Saturday, April 8, 2017

Earliest Memories

I can remember some things from when I was two years old, but some people can't even remember things that happened when they were four or five years old.

My earliest memories are of my grandmother, who died when I was two and three months old. We visited her every weekday, so that's one reason why she's stayed in my memory.

And I remember when my baby brother was born. I was two and a half when that happened. It was an important event, so it, too, was impressed in my mind.

I wonder why some people can remember things that happened early in their lives while others can't.

What are your earliest memories? Do you know why they might have stayed with you?

Wednesday, April 5, 2017

Stupid Expert

I've always been interested in languages. I took lots of electives in college just for fun and have several shelves of books about languages.

But the stupidest thing I've ever read was in a book by a supposed expert in Linguistics.

I read it so long ago I can't even remember the title or author's name, but I've never been able to forget one stupid thing that supposed expert wrote in his book.

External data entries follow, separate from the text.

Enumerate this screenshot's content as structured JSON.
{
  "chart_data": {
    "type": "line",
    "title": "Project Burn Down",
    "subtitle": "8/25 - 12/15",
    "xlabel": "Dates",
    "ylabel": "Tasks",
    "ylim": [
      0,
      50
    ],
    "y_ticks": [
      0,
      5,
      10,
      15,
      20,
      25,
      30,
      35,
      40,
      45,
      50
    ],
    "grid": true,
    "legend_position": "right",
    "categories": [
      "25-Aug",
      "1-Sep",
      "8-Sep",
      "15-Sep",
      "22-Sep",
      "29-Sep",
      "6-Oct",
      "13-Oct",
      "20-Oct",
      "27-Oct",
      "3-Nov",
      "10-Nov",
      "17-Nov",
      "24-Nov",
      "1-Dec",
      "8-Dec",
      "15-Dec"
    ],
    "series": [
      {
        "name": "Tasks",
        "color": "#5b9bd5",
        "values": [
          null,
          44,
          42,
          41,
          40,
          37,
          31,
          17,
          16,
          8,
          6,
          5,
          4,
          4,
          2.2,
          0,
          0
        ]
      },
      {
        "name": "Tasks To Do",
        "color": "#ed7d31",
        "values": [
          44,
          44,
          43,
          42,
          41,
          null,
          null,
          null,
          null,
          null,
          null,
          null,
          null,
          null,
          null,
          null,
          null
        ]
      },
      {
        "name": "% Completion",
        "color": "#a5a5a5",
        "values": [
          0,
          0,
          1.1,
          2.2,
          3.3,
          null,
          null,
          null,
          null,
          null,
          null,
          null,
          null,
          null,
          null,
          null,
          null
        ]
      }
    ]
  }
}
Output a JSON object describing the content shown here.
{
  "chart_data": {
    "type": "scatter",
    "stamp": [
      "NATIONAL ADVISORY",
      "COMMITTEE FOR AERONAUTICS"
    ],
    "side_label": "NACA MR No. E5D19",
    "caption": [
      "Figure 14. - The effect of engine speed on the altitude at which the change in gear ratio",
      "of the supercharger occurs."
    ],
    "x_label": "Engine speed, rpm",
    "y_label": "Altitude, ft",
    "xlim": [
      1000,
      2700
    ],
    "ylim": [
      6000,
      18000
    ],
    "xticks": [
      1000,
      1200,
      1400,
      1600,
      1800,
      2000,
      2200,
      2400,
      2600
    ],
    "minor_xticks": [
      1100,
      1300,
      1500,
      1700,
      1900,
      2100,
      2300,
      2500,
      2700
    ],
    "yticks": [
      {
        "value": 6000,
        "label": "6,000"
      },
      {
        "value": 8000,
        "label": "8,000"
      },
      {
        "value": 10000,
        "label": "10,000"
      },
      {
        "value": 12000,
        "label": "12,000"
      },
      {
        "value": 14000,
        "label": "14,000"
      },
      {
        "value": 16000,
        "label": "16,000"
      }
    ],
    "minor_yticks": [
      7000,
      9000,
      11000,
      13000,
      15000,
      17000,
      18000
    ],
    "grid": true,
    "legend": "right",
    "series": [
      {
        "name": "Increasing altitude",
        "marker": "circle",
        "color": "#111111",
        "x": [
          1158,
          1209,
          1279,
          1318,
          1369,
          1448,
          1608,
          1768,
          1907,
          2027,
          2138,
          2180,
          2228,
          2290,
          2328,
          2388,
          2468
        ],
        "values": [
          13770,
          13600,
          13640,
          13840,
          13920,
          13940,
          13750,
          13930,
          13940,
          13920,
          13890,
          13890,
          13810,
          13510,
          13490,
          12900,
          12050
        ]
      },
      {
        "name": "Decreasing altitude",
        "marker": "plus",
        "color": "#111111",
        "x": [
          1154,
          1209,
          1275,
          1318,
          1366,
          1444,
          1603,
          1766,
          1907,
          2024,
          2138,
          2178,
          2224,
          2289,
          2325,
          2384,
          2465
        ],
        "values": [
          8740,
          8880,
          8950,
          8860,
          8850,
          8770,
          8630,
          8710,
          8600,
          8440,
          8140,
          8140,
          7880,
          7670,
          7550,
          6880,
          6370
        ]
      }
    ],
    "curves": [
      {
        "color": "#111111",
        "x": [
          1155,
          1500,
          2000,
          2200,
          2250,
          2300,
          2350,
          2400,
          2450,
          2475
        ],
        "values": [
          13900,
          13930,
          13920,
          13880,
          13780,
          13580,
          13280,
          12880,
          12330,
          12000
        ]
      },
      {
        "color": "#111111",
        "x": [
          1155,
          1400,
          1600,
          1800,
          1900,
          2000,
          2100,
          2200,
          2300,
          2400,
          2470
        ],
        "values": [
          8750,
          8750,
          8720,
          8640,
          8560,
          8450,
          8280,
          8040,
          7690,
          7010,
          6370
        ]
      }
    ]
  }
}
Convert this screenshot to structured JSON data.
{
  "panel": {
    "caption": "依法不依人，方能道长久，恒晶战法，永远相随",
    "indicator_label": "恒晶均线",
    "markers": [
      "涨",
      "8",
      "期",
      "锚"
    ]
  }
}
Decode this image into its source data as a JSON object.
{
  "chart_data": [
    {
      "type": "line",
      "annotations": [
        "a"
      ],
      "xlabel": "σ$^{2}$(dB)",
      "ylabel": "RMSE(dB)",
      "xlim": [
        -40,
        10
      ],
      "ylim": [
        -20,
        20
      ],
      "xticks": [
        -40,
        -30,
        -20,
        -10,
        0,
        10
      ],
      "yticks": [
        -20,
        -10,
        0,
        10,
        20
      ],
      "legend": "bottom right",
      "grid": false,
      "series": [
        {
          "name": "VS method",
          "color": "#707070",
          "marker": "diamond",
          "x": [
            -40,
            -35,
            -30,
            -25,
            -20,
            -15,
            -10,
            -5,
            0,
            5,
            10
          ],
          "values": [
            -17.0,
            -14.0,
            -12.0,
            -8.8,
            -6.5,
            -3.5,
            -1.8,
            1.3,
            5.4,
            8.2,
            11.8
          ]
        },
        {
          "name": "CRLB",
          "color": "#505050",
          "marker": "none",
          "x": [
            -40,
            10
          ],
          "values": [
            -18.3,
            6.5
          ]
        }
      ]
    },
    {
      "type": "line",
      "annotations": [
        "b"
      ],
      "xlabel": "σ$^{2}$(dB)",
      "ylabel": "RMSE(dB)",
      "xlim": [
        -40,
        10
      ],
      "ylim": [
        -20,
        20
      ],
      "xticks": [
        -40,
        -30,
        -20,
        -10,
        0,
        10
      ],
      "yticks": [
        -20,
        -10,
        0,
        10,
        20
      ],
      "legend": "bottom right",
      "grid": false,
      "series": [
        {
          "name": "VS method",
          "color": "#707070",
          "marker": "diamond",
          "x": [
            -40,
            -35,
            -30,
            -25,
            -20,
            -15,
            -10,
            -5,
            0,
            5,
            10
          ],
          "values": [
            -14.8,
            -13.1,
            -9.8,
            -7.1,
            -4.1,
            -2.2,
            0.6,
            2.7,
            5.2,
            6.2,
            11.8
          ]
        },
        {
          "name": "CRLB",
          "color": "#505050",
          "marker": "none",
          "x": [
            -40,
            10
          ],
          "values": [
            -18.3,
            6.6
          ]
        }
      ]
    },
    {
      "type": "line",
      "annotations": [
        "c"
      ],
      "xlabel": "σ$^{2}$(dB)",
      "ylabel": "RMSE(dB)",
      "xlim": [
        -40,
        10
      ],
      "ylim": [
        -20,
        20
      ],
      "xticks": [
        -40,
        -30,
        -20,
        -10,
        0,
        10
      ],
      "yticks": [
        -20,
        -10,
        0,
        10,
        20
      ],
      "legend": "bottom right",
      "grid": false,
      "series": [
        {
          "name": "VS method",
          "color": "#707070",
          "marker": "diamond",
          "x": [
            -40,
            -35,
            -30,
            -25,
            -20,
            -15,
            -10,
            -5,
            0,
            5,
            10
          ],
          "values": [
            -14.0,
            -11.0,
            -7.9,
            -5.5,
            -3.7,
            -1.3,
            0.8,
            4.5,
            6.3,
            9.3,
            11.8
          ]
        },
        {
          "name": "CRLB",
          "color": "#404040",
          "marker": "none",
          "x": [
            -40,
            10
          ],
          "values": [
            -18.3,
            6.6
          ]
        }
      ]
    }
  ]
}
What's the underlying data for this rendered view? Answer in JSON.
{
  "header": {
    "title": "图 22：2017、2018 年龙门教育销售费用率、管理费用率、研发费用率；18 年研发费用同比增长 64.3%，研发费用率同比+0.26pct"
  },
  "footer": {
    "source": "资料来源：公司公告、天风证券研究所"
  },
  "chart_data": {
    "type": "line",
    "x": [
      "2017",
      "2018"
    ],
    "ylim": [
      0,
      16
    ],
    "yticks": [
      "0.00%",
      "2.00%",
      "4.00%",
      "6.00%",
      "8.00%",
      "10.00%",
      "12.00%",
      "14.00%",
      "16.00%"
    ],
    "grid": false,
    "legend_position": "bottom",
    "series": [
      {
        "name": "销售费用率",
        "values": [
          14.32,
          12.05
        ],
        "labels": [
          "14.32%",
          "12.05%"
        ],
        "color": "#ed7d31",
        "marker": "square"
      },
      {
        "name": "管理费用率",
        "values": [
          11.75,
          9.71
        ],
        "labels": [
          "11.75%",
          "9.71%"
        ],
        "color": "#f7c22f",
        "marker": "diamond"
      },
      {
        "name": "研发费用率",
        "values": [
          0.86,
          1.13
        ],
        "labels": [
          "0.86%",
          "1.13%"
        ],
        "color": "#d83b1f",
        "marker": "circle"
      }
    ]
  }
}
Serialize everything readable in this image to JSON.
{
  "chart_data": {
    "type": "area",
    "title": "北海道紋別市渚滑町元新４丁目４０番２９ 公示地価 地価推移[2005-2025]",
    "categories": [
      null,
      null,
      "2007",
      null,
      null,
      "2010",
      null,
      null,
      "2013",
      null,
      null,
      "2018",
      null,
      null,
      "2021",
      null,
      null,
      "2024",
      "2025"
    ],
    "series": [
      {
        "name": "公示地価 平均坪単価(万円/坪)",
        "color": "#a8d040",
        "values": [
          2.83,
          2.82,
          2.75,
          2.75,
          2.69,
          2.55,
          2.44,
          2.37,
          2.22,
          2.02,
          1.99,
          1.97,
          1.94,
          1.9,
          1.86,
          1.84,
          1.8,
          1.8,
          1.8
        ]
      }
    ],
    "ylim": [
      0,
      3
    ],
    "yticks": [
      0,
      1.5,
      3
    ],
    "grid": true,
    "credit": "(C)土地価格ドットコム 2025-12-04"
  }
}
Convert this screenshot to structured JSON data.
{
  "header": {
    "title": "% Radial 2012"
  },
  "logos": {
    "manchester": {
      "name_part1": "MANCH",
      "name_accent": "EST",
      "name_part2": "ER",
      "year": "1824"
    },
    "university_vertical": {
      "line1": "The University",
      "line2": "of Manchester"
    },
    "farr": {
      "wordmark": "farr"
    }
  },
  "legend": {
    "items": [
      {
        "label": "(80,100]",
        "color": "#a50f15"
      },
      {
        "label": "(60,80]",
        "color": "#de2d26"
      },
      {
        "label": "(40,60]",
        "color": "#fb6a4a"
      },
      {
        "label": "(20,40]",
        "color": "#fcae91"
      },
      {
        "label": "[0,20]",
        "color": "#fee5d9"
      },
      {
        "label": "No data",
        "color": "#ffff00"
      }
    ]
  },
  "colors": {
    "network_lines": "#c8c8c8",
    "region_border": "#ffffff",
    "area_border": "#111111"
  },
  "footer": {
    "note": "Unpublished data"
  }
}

He (and, yes, I do remember it was a man) gave an explanation for the variety of Native American languages.

Here's the explanation:

Thousands and thousands of years ago early humans came across the land bridge that existed between northern Europe and the North American continent and traveled southward, then across the continent.

As they traveled they dropped off babies and toddlers who hadn't yet learned to talk at multiple points along the way. Each group of tiny children developed their own language.

In the first place, what are the chances of kids that young being able to survive without adults to care for them?

And why would any people simply drop off their babies and leave them, probably to die?

Even if the toddlers survived to adulthood, could they really invent complex languages?

The whole concept is so impossible I don't know how whoever wrote that book even got it published.

I wish I could find out the title or author. He ought to have won an award for the worst academic book ever written.

Saturday, April 1, 2017

Mnemonic Devices

A Mnemonic device is something that helps a person remember something.

Most of us probably learned some of those in school.

One example is "I before E except after C or when followed by G as in neighbor or weigh."

As we get older our brains gather more and more information, so it becomes easier to forget things.

I've developed a few mnemonic devices of my own.

For example, I used to keep my medications on the windowsill over the sink and I'd move them from one side to the other after taking them. That way I'd be sure I'd done so.

I'll put library books I've finished reading in a different location than the unread ones so I don't forget to return them.

I keep a big whiteboard in my office and write my daily to-do lists on it, then check off the things I've accomplished.

And, of course, I often write notes to myself and put them where I know I'll see them.

What do you do to help yourself remember things?